Know what’s more fun than postgame traffic? Postgame tailgating.
Ever opened a cooler, then another, and another looking for a specific drink? It takes less time than that to label each cooler on game day.
Know exactly where you’re tailgating? Send your guests directions the night before. Winging it? Send directions as soon as you park.
Extinguish any kind of flame before leaving your tailgate for the game or to go home. An ultimate tailgate is a safe tailgate.
Wherever you tailgate, know the rules first. Are you allowed to grill? Are generators permitted?
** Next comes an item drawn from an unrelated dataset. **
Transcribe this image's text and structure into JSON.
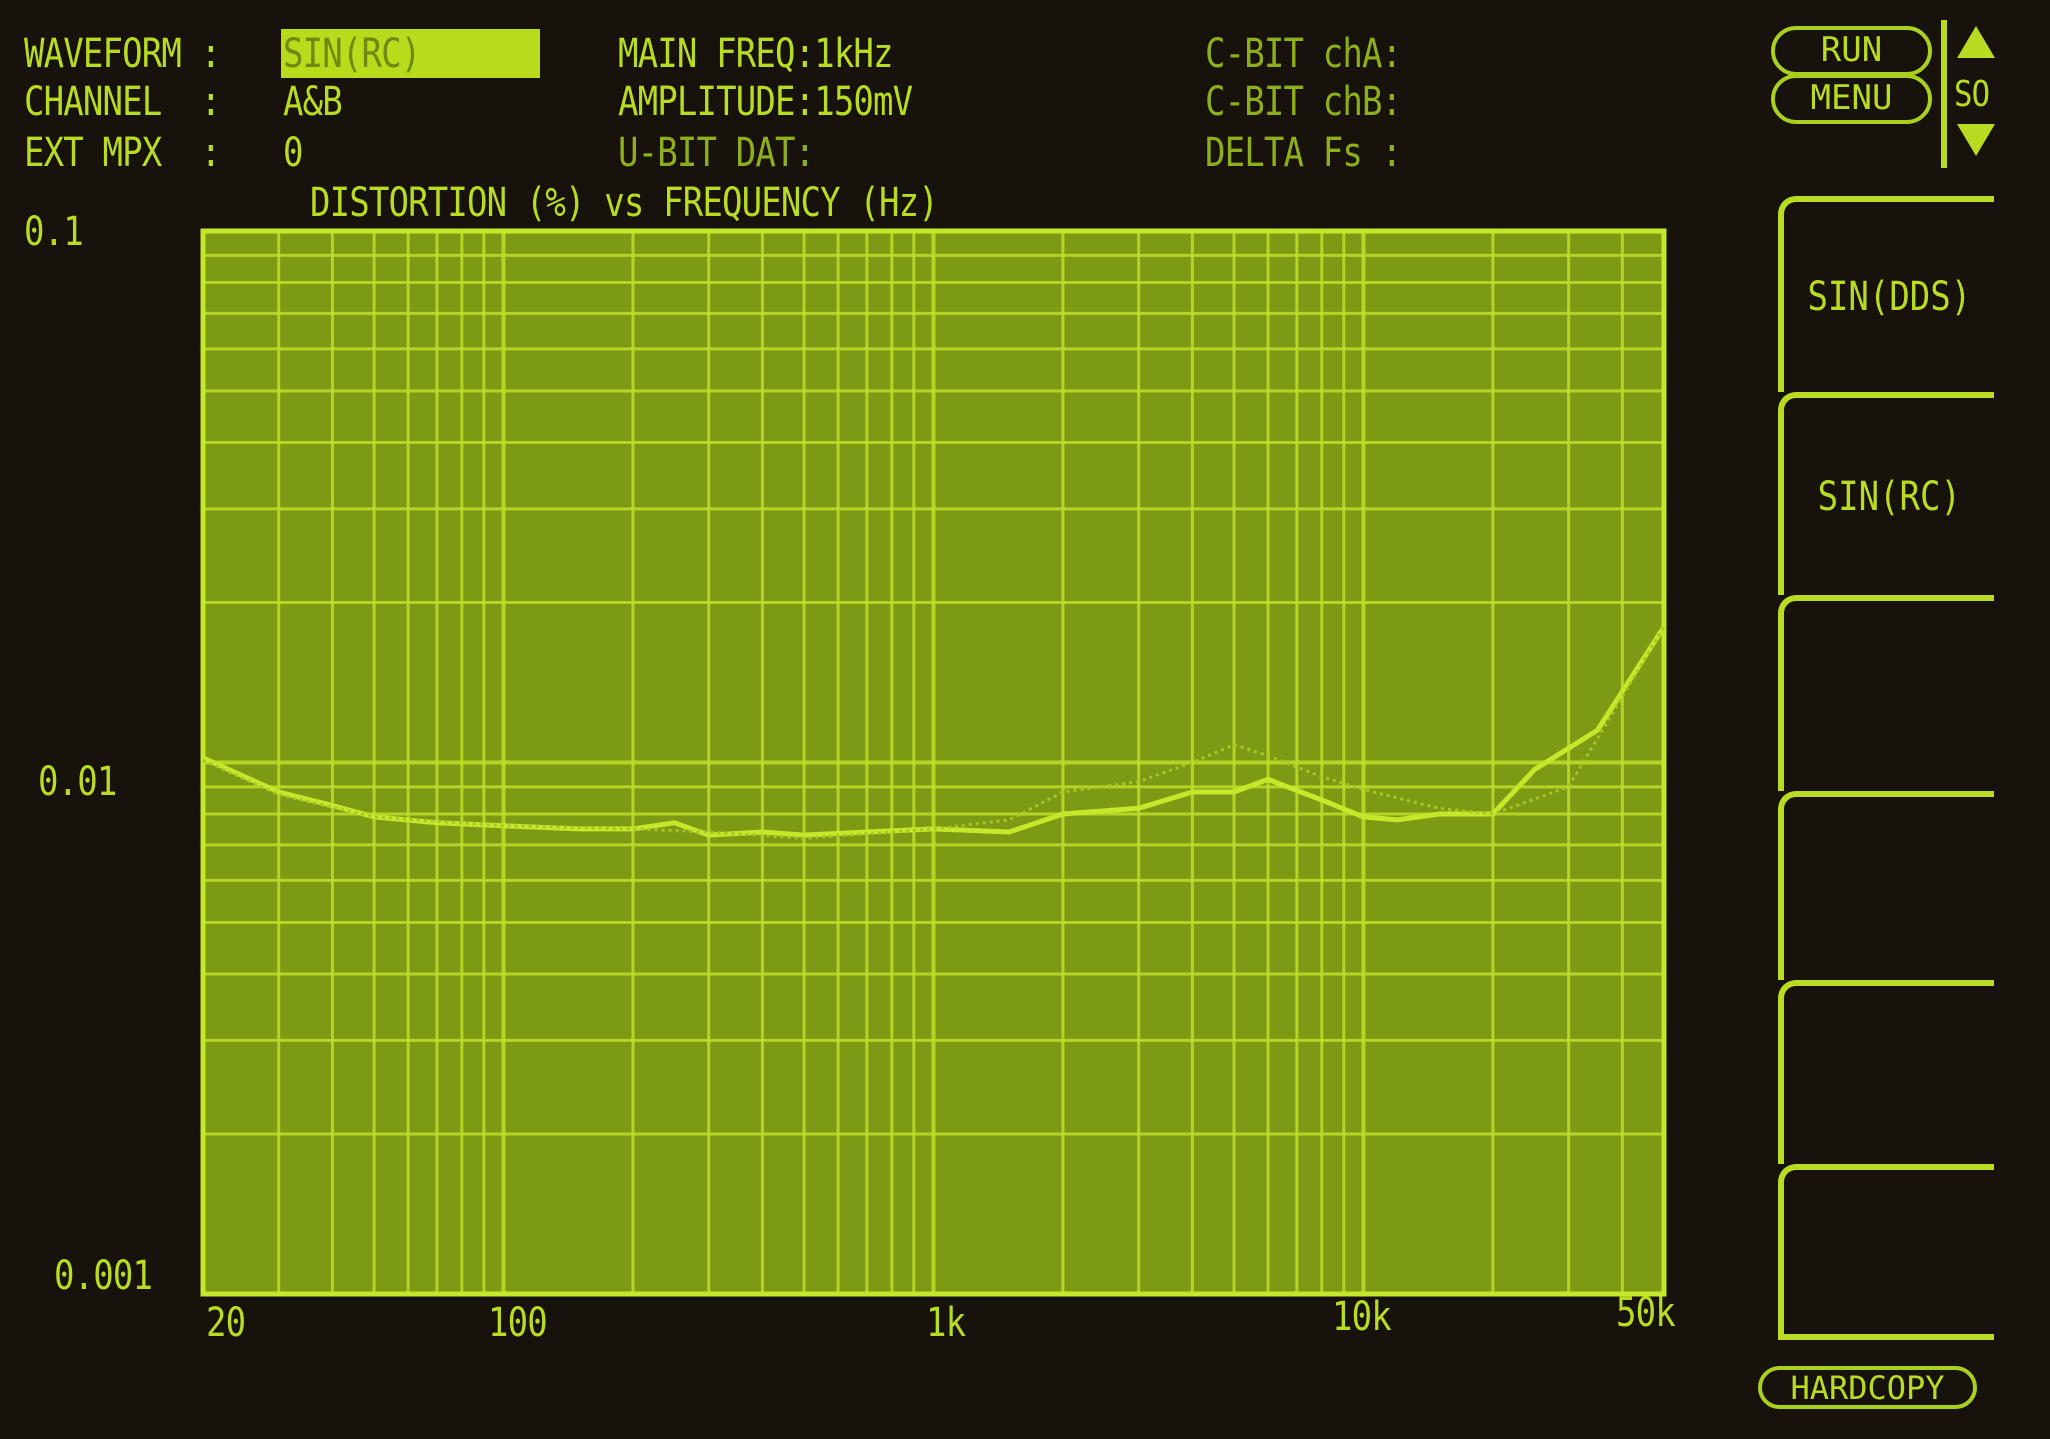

Is loud music okay?
Pack a toolbox with tailgate essentials like grill tools, bottle and can openers, sunscreen, and of course, your duct tape, hand sanitizer, and permanent marker (see tip #8).
Spending your tailgate time slicing veggies is a drag, so slice and pack your burger toppings in advance.
Fill a six-pack holder with your favorite condiments. Just don’t take a giant swig of hot sauce by accident.
Pack a mini first-aid kit.
Consider wind direction when you position your grill. You’re trying to blow the smoke toward the other team’s fans, not yourself.
Use an empty laundry detergent dispenser as a hand-washing station.
Hang a paper towel roll from the tent struts using a bungee cord.
Turn a cardboard beer case into a toss-away drink container. Be sure to line it with a plastic bag, or it will be more like a melt-away drink container.
Set up a DIY toppings bar so people can customize their hot dogs.
Serve specialty drinks in your team’s colors with matching cupcake liner lids to keep insects out.